Patrolmen’s Benevolent Association President Patrick J. Lynch said in a release Thursday that his organization continues “to have serious concerns about how these remedies will impact our members and the ability to do their jobs. Our goal is to continue to be involved in the process in order to give voice to our members and to make every effort to ensure that their rights are protected.”

De Blasio and Police Commissioner William Bratton have said the policy has created a rift among New Yorkers who don’t trust police and made morale low for officers who should be praised for stellar efforts reducing crime to record lows.

The stop-and-frisk tactic itself was not ruled unconstitutional, but the way the department was using it violated civil rights, the judge said. In an unusual decision, the court of appeals removed Scheindlin from the case, saying that she gave the appearance of bias.

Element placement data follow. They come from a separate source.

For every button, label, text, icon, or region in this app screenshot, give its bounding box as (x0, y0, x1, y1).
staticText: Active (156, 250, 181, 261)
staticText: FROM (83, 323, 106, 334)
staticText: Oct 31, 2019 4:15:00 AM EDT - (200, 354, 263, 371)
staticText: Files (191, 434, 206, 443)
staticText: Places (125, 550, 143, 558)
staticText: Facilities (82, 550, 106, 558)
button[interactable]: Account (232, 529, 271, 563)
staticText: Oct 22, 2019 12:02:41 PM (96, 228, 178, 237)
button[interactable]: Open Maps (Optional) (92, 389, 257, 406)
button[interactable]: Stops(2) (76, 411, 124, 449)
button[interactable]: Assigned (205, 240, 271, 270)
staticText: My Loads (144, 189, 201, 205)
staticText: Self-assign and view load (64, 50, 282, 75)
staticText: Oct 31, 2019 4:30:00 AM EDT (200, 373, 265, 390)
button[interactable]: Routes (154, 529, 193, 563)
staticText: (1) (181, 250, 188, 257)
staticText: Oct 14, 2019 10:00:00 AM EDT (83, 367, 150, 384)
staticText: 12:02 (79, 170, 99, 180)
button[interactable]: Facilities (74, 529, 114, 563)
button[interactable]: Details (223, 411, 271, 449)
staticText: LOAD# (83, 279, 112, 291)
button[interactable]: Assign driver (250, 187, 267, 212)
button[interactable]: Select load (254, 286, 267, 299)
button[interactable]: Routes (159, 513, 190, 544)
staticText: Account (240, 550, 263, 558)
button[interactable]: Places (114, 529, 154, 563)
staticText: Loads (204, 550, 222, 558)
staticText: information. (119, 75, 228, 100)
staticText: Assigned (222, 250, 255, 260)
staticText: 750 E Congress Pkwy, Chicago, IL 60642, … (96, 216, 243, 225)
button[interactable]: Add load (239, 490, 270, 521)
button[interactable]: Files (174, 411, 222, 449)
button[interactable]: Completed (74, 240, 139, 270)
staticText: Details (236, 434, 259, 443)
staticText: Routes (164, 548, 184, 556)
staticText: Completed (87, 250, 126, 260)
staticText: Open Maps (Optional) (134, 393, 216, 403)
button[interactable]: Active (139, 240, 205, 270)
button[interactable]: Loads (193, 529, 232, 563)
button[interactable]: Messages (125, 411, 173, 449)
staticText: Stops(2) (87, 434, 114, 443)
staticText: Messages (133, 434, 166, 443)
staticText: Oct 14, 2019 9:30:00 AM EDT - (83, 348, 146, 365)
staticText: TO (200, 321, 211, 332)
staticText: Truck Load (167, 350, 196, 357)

On Thursday, de Blasio said the city agreed to the appointment of a monitor for three years to oversee new policies aimed at ending discrimination. The monitor, which had been strenuously opposed by former Mayor Michael Bloomberg as crimping law enforcement, will oversee a process in which African-American and Latino communities will provide input on the reforms.

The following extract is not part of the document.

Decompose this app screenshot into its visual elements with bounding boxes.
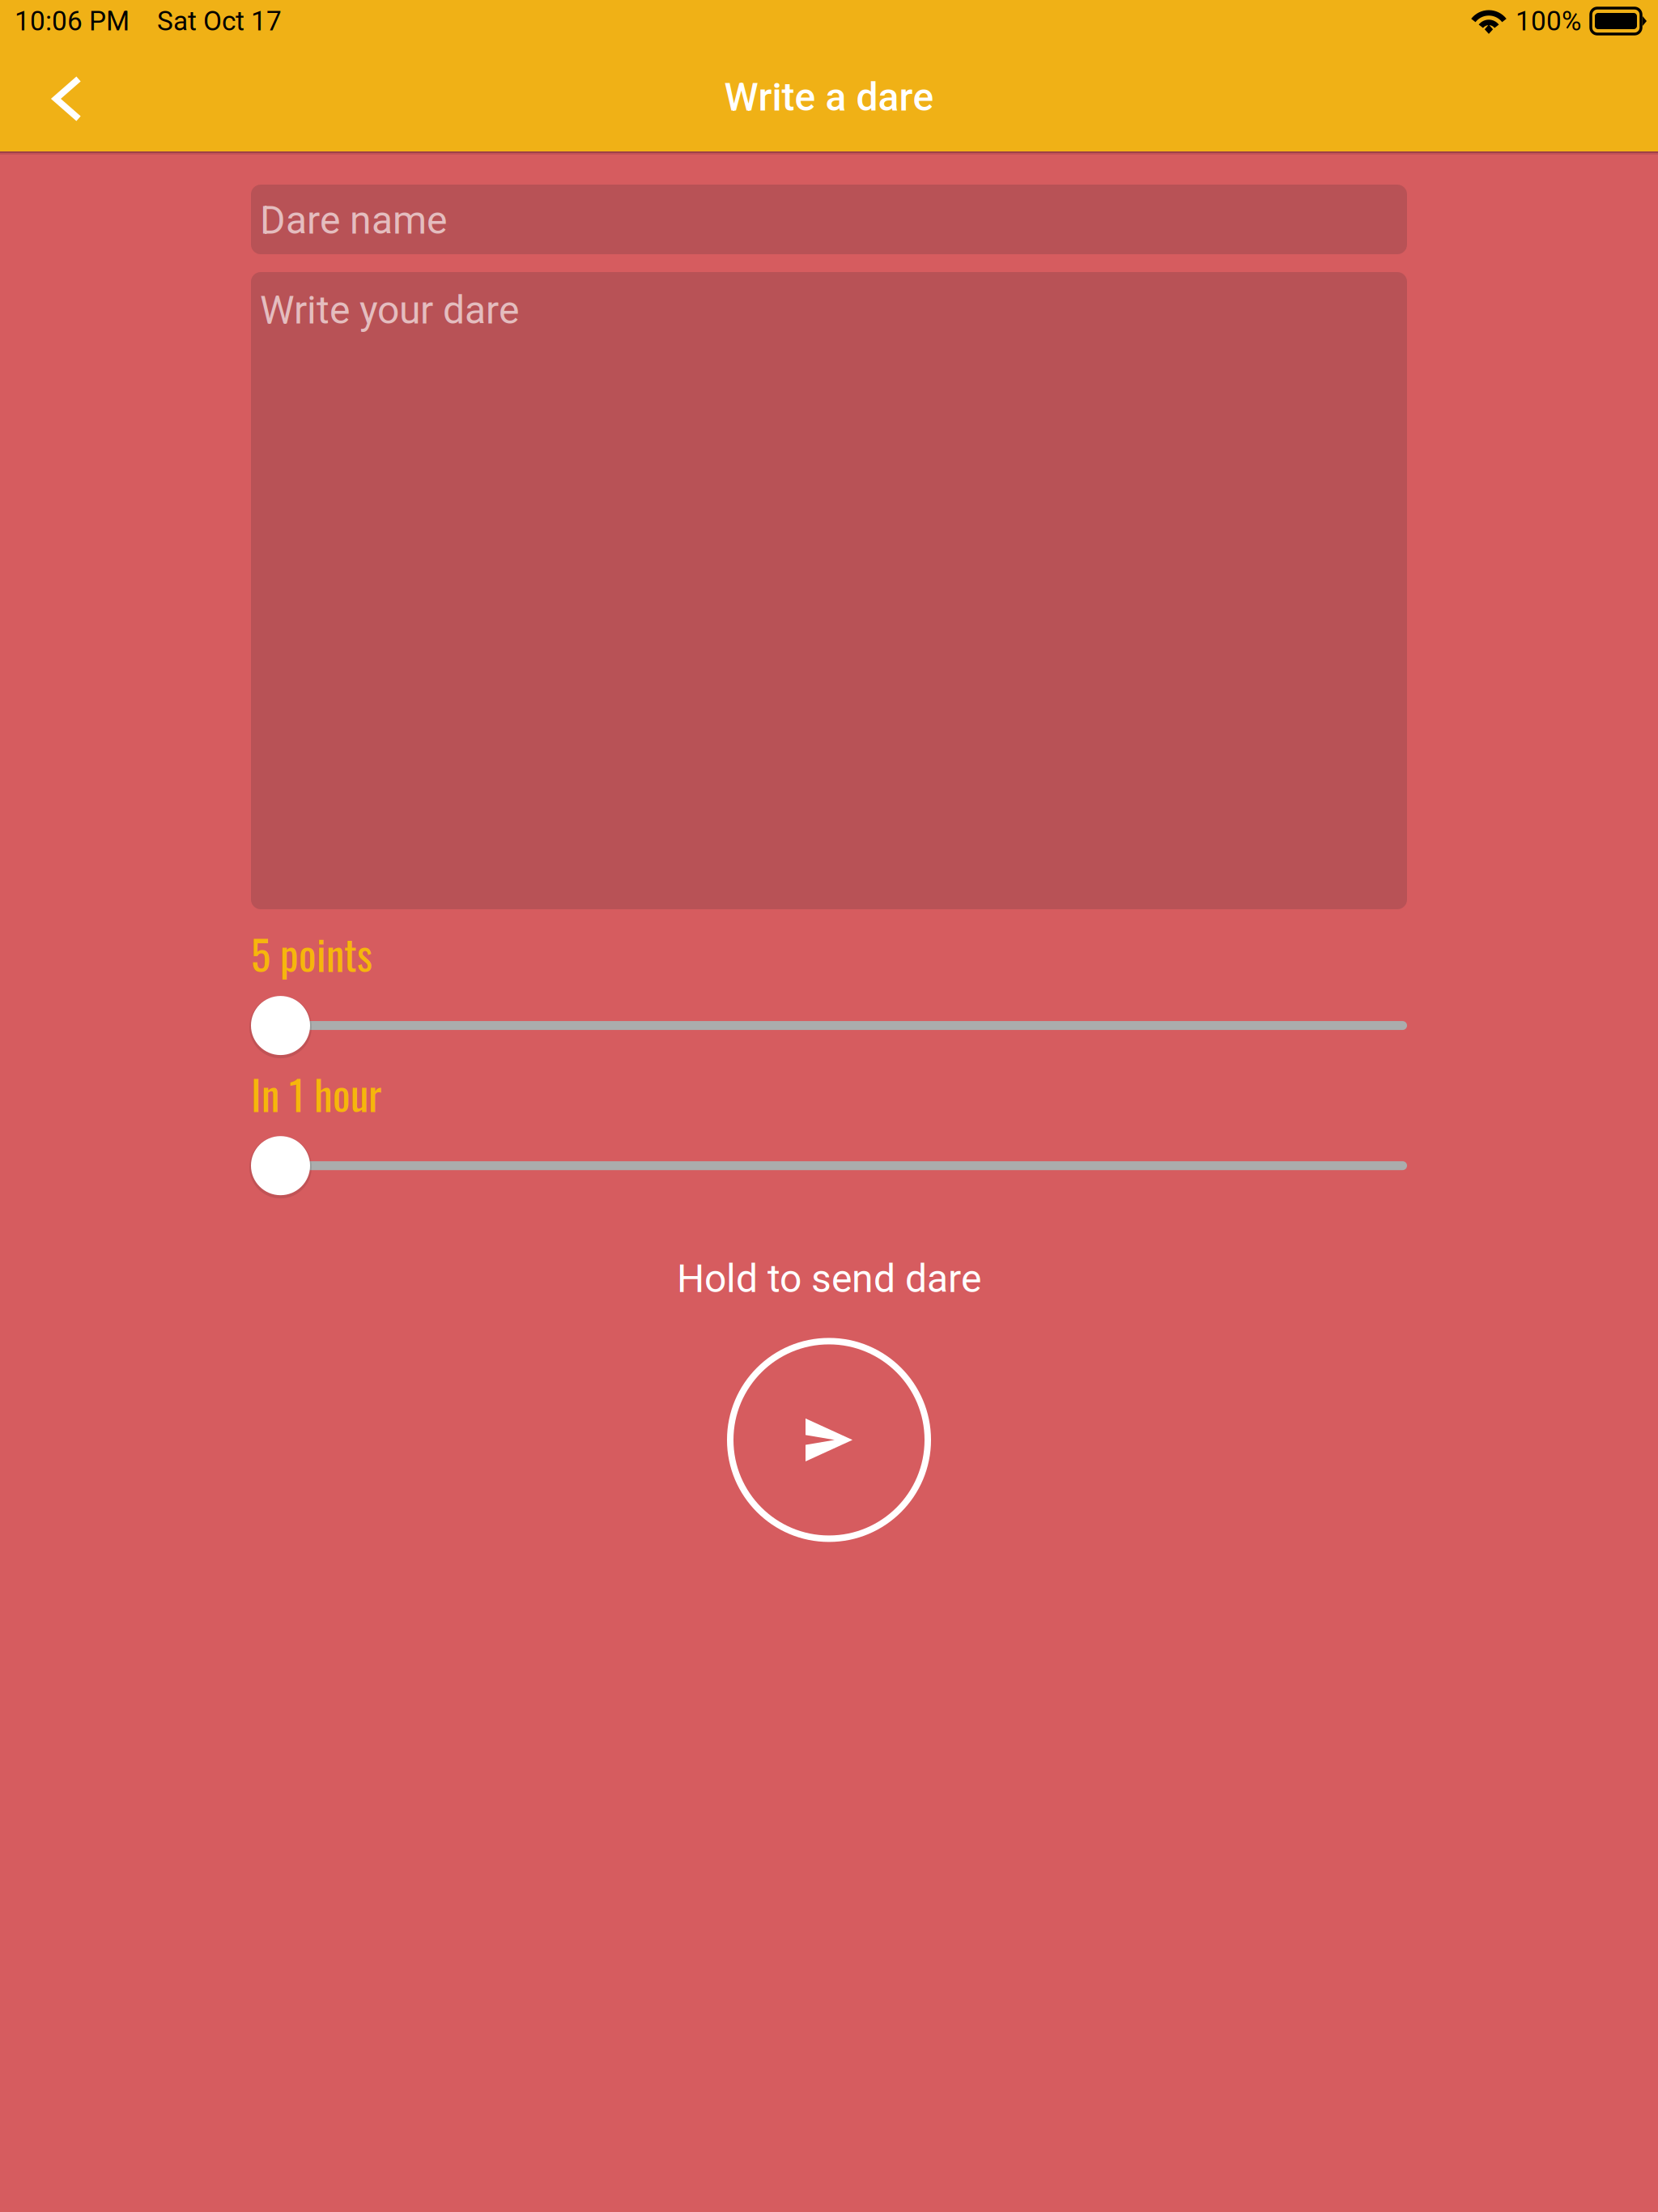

“This will be one city where everyone rises together, where everyone’s rights are protected,” de Blasio.

Vincent Warren, executive director of the Center for Constitutional Rights, which has represented plaintiffs in the lawsuits, welcomed the decision but said that the announcement did not mean the fight was over.

“Nobody standing here today is pretending this is mission accomplished. The problem hasn’t been solved,” he said. “We will have a collaborative reform process. We’ll have a court monitor to ensure these reforms move forward.”

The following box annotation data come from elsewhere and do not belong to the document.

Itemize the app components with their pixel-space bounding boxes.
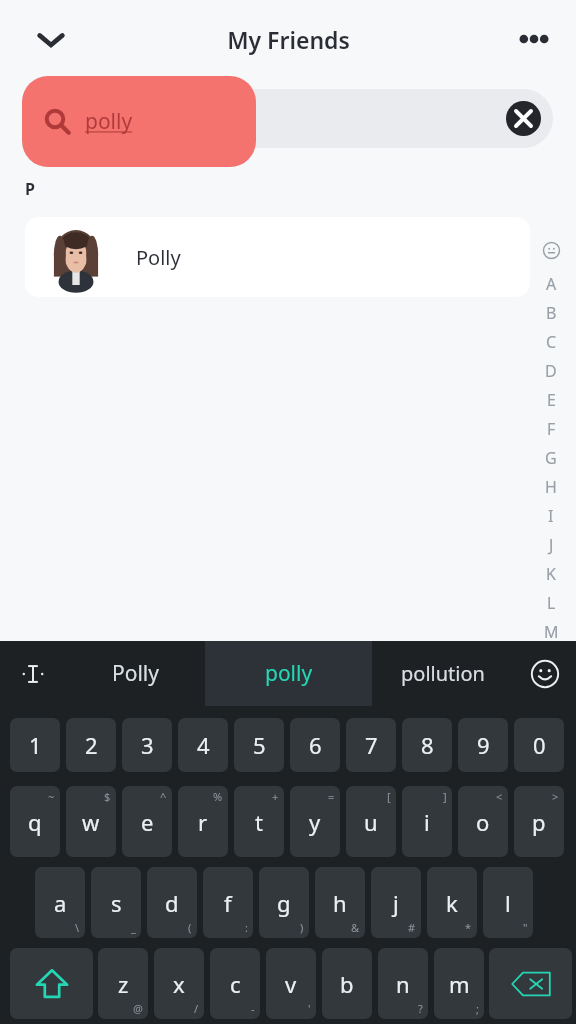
button[interactable]: t (234, 786, 284, 857)
button[interactable]: b (322, 948, 372, 1019)
staticText: 0 (533, 730, 546, 760)
staticText: ' (308, 1001, 311, 1016)
button[interactable]: Collapse (24, 12, 78, 66)
staticText: ^ (160, 789, 167, 804)
button[interactable]: x (154, 948, 204, 1019)
button[interactable]: l (483, 867, 533, 938)
button[interactable]: 9 (458, 718, 508, 772)
staticText: polly (265, 659, 313, 688)
staticText: K (546, 563, 556, 585)
button[interactable]: Clear search (22, 89, 553, 148)
staticText: i (424, 807, 430, 837)
button[interactable]: m (434, 948, 484, 1019)
button[interactable]: 6 (290, 718, 340, 772)
button[interactable]: F (536, 414, 566, 443)
button[interactable]: Polly (25, 217, 530, 297)
button[interactable]: n (378, 948, 428, 1019)
staticText: j (393, 888, 399, 918)
button[interactable]: D (536, 356, 566, 385)
button[interactable]: I (536, 501, 566, 530)
button[interactable]: polly (22, 76, 256, 167)
button[interactable]: Backspace (489, 948, 572, 1019)
button[interactable]: z (98, 948, 148, 1019)
button[interactable]: 8 (402, 718, 452, 772)
staticText: H (545, 476, 557, 498)
button[interactable]: k (427, 867, 477, 938)
staticText: L (547, 592, 556, 614)
staticText: $ (104, 789, 111, 804)
staticText: + (272, 789, 279, 804)
button[interactable]: Polly (66, 641, 205, 706)
button[interactable]: h (315, 867, 365, 938)
button[interactable]: 7 (346, 718, 396, 772)
staticText: q (28, 807, 42, 837)
button[interactable]: 0 (514, 718, 564, 772)
button[interactable]: L (536, 588, 566, 617)
staticText: > (552, 789, 559, 804)
button[interactable]: u (346, 786, 396, 857)
staticText: G (545, 447, 557, 469)
staticText: 7 (365, 730, 378, 760)
button[interactable]: K (536, 559, 566, 588)
staticText: @ (133, 1001, 143, 1016)
button[interactable]: p (514, 786, 564, 857)
button[interactable]: 4 (178, 718, 228, 772)
button[interactable]: pollution (372, 641, 514, 706)
staticText: = (328, 789, 335, 804)
staticText: w (82, 807, 100, 837)
button[interactable]: v (266, 948, 316, 1019)
staticText: \ (75, 920, 80, 935)
button[interactable]: Emoji section (539, 238, 563, 262)
button[interactable]: E (536, 385, 566, 414)
staticText: 9 (477, 730, 490, 760)
staticText: f (224, 888, 232, 918)
button[interactable]: Clear search (506, 101, 541, 136)
staticText: n (396, 969, 410, 999)
button[interactable]: o (458, 786, 508, 857)
button[interactable]: q (10, 786, 60, 857)
button[interactable]: H (536, 472, 566, 501)
button[interactable]: j (371, 867, 421, 938)
button[interactable]: g (259, 867, 309, 938)
button[interactable]: i (402, 786, 452, 857)
staticText: pollution (401, 660, 485, 687)
staticText: E (547, 389, 556, 411)
staticText: ] (443, 789, 447, 804)
staticText: 5 (253, 730, 266, 760)
button[interactable]: M (536, 617, 566, 646)
staticText: B (546, 302, 557, 324)
button[interactable]: 3 (122, 718, 172, 772)
button[interactable]: y (290, 786, 340, 857)
staticText: a (54, 888, 67, 918)
button[interactable]: Text cursor tools (0, 641, 66, 706)
staticText: l (505, 888, 511, 918)
staticText: x (173, 969, 185, 999)
button[interactable]: s (91, 867, 141, 938)
button[interactable]: polly (205, 641, 372, 706)
staticText: polly (85, 107, 133, 136)
button[interactable]: r (178, 786, 228, 857)
button[interactable]: J (536, 530, 566, 559)
button[interactable]: B (536, 298, 566, 327)
button[interactable]: f (203, 867, 253, 938)
button[interactable]: w (66, 786, 116, 857)
button[interactable]: a (35, 867, 85, 938)
button[interactable]: 5 (234, 718, 284, 772)
button[interactable]: Emoji keyboard (514, 641, 576, 706)
staticText: % (213, 789, 223, 804)
staticText: u (364, 807, 378, 837)
staticText: # (408, 920, 416, 935)
button[interactable]: C (536, 327, 566, 356)
button[interactable]: c (210, 948, 260, 1019)
staticText: z (118, 969, 129, 999)
button[interactable]: A (536, 269, 566, 298)
button[interactable]: 2 (66, 718, 116, 772)
button[interactable]: More options (506, 11, 562, 67)
button[interactable]: G (536, 443, 566, 472)
button[interactable]: Shift (10, 948, 93, 1019)
button[interactable]: e (122, 786, 172, 857)
staticText: - (251, 1001, 255, 1016)
button[interactable]: 1 (10, 718, 60, 772)
staticText: o (476, 807, 490, 837)
button[interactable]: d (147, 867, 197, 938)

Bratton said the policy as it had been carried out for years had left too many people who were frisked asking, “Why, why me?” while police officers being pressed to make ever more arrests even as crime rates fell dramatically were wondering, “Why more?”

He said the practice had torn the fabric between the police and the population. “We need to repair it,” he said.

Scheindlin ruled last year that the NYPD had discriminated against blacks and Hispanics when stopping, questioning and sometimes frisking people on the street. Bloomberg appealed the decision but de Blasio, who took office at the beginning of the year, had made settling the issue a major component of his campaign.

Bloomberg was a staunch advocate of the policy, regularly citing statistics that nearly 10,000 lives were saved since its implementation 12 years ago. While most of the more than 5 million stops in the past decade were black and Hispanic men, Bloomberg said, that was the profile of more than 90 percent of perpetrators or victims of crimes.

Bloomberg also leveraged the controversial tactic with social programs to help neighborhoods hard hit by crime.

While de Blaiso has a frosty relationship with Bloomberg, he announced Thursday that he has joined Mayors Against Illegal Guns, which was co-founded by Bloomberg.

“Mayor Bloomberg took on this fight when few others would, and today we are safer for it,” de Blasio said in a statement.